I confess there are times I leave the conversation. Not bodily, but heart, mind, and soul. I drift. Such a time happened the other night. I was having dinner with a group of long-time friends. We were outside in one’s lovely yard which overlooks a golf course and the hills beyond. My wandering off, metaphorically speaking, began with a flock of ducks flying overhead across the darkening sky. And then birds broke into song all about us, flitting from bush to bush. It was such a joyful moment. And although I tried to call my friends’ attention to the ducks and birds, it maybe was just a singular moment for me, astonished by the joy in it all. A moment to savor.
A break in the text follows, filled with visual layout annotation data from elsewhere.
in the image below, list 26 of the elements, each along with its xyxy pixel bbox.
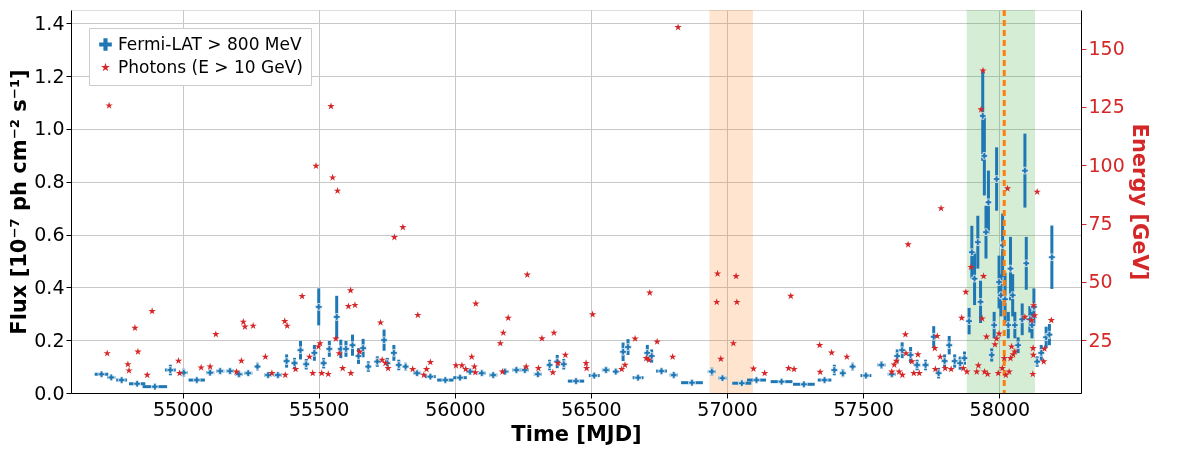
y2-tick-label: 50 [1088, 270, 1113, 293]
y-tick-label: 1.0 [34, 117, 65, 140]
y-tick-label: 0.2 [34, 328, 65, 351]
x-tick-label: 57000 [697, 397, 758, 420]
y-tick-label: 0.6 [34, 223, 65, 246]
y2-tick-label: 125 [1088, 95, 1125, 118]
x-tick-label: 56500 [561, 397, 622, 420]
x-axis-title: Time [MJD] [511, 421, 642, 446]
y2-tick-label: 75 [1088, 212, 1113, 235]
y-tick-label: 1.4 [34, 11, 65, 34]
y2-axis-title: Energy [GeV] [1127, 123, 1152, 281]
y-tick-label: 0.0 [34, 381, 65, 404]
y2-tick-label: 25 [1088, 328, 1113, 351]
y-axis-title: Flux [10⁻⁷ ph cm⁻² s⁻¹] [7, 69, 32, 335]
x-tick-label: 55000 [152, 397, 214, 420]
y-tick-label: 1.2 [34, 64, 65, 87]
x-tick-label: 58000 [969, 397, 1031, 420]
x-tick-label: 55500 [289, 397, 350, 420]
legend-label: Photons (E > 10 GeV) [118, 56, 303, 77]
x-tick-label: 57500 [833, 397, 894, 420]
y2-tick-label: 150 [1088, 37, 1125, 60]
y2-tick-label: 100 [1088, 153, 1125, 176]
y-tick-label: 0.8 [34, 170, 65, 193]
x-tick-label: 56000 [425, 397, 486, 420]
y-tick-label: 0.4 [34, 275, 65, 298]
legend-label: Fermi-LAT > 800 MeV [118, 33, 302, 54]
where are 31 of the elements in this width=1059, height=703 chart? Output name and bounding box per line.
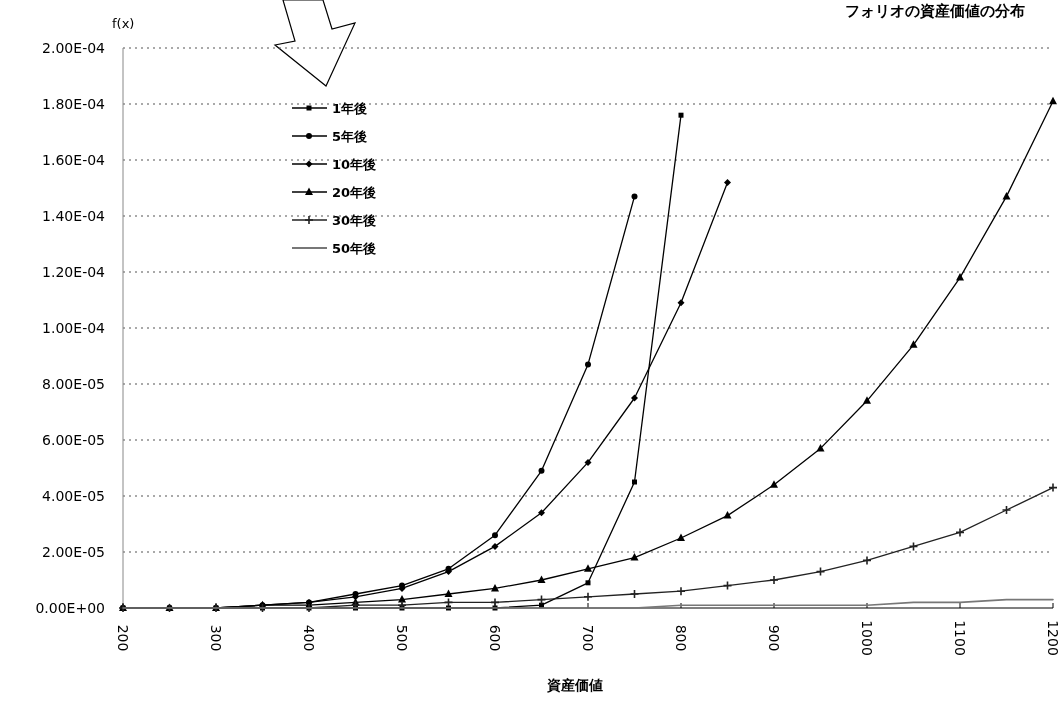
y-tick-label: 1.20E-04 [42, 264, 106, 280]
legend-label: 20年後 [332, 185, 377, 200]
y-tick-label: 1.80E-04 [42, 96, 106, 112]
x-tick-label: 800 [673, 624, 689, 652]
y-tick-label: 1.40E-04 [42, 208, 106, 224]
x-tick-label: 500 [394, 624, 410, 652]
legend-label: 50年後 [332, 241, 377, 256]
y-tick-label: 4.00E-05 [42, 488, 105, 504]
x-tick-label: 300 [208, 624, 224, 652]
x-tick-label: 1200 [1045, 620, 1059, 656]
x-tick-label: 900 [766, 624, 782, 652]
y-tick-label: 2.00E-04 [42, 40, 106, 56]
y-axis-title: f(x) [112, 16, 135, 31]
legend-label: 1年後 [332, 101, 368, 116]
legend-label: 5年後 [332, 129, 368, 144]
x-tick-label: 1100 [952, 620, 968, 656]
x-tick-label: 700 [580, 624, 596, 652]
x-tick-label: 600 [487, 624, 503, 652]
y-tick-label: 1.60E-04 [42, 152, 106, 168]
chart-title: フォリオの資産価値の分布 [845, 2, 1025, 20]
x-tick-label: 200 [115, 624, 131, 652]
y-tick-label: 1.00E-04 [42, 320, 106, 336]
x-tick-label: 1000 [859, 620, 875, 656]
y-tick-label: 8.00E-05 [42, 376, 105, 392]
y-tick-label: 0.00E+00 [35, 600, 105, 616]
legend-label: 30年後 [332, 213, 377, 228]
x-axis-title: 資産価値 [546, 677, 603, 693]
y-tick-label: 2.00E-05 [42, 544, 105, 560]
legend-label: 10年後 [332, 157, 377, 172]
x-tick-label: 400 [301, 624, 317, 652]
y-tick-label: 6.00E-05 [42, 432, 105, 448]
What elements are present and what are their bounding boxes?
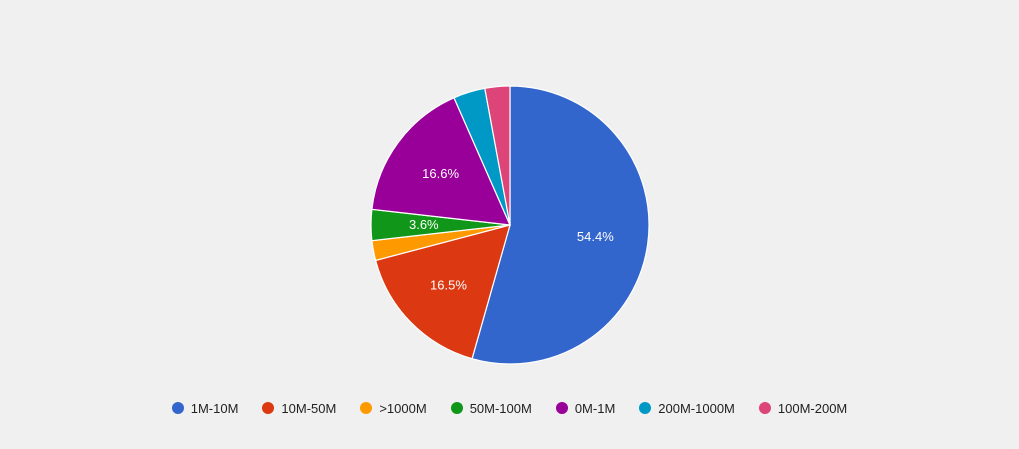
legend-swatch-icon bbox=[171, 402, 184, 414]
pie-svg: 54.4% 16.5% 3.6% 16.6% bbox=[370, 85, 650, 365]
legend-swatch-icon bbox=[555, 402, 568, 414]
legend-swatch-icon bbox=[262, 402, 275, 414]
legend-label: 1M-10M bbox=[190, 400, 239, 416]
slice-value-label: 54.4% bbox=[577, 229, 614, 244]
legend-item[interactable]: 50M-100M bbox=[450, 400, 532, 416]
slice-value-label: 3.6% bbox=[409, 217, 439, 232]
slice-value-label: 16.5% bbox=[430, 277, 467, 292]
legend-label: 0M-1M bbox=[574, 400, 616, 416]
pie-slice-10m-50m[interactable] bbox=[374, 224, 511, 360]
pie-slice-0m-1m[interactable] bbox=[371, 96, 511, 226]
legend-item[interactable]: 10M-50M bbox=[262, 401, 336, 416]
legend-item[interactable]: 200M-1000M bbox=[639, 401, 735, 416]
legend-swatch-icon bbox=[450, 402, 463, 414]
legend-label: >1000M bbox=[379, 400, 427, 416]
legend-item[interactable]: >1000M bbox=[360, 400, 427, 416]
pie-slice-100m-200m[interactable] bbox=[484, 85, 511, 226]
legend-swatch-icon bbox=[360, 402, 373, 414]
legend-label: 50M-100M bbox=[469, 400, 532, 416]
legend-item[interactable]: 0M-1M bbox=[555, 400, 616, 416]
legend-item[interactable]: 100M-200M bbox=[758, 400, 848, 416]
chart-legend: 1M-10M 10M-50M >1000M 50M-100M 0M-1M 200M-100… bbox=[0, 397, 1019, 419]
slice-value-label: 16.6% bbox=[422, 166, 459, 181]
legend-label: 200M-1000M bbox=[658, 400, 735, 416]
legend-swatch-icon bbox=[639, 402, 652, 414]
legend-item[interactable]: 1M-10M bbox=[171, 400, 239, 416]
legend-swatch-icon bbox=[758, 402, 771, 414]
legend-label: 10M-50M bbox=[281, 400, 337, 416]
pie-slice-1m-10m[interactable] bbox=[471, 85, 650, 365]
legend-label: 100M-200M bbox=[777, 400, 848, 416]
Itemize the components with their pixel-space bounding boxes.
Mary Oliver often captures such moments.
Consider her poem, What Gorgeous Thing about the ineffable joy in bird song:
I do not know what gorgeous thing
the bluebird keeps saying,
his voice easing out of his throat,
beak, body into the pink air
of the early morning. I like it
whatever it is. Sometimes
it seems the only thing in the world
that is without dark thoughts.
Sometimes it seems the only thing
in the world that is without
questions that can’t and probably
never will be answered, the
only thing that is entirely content
with the pink, then clear white
morning and, gratefully, says so.
There is a wordless something in nature that communicates both nothing and everything, and sometimes we just need to drink it all in. (And then get back to the conversation before you’re missed.)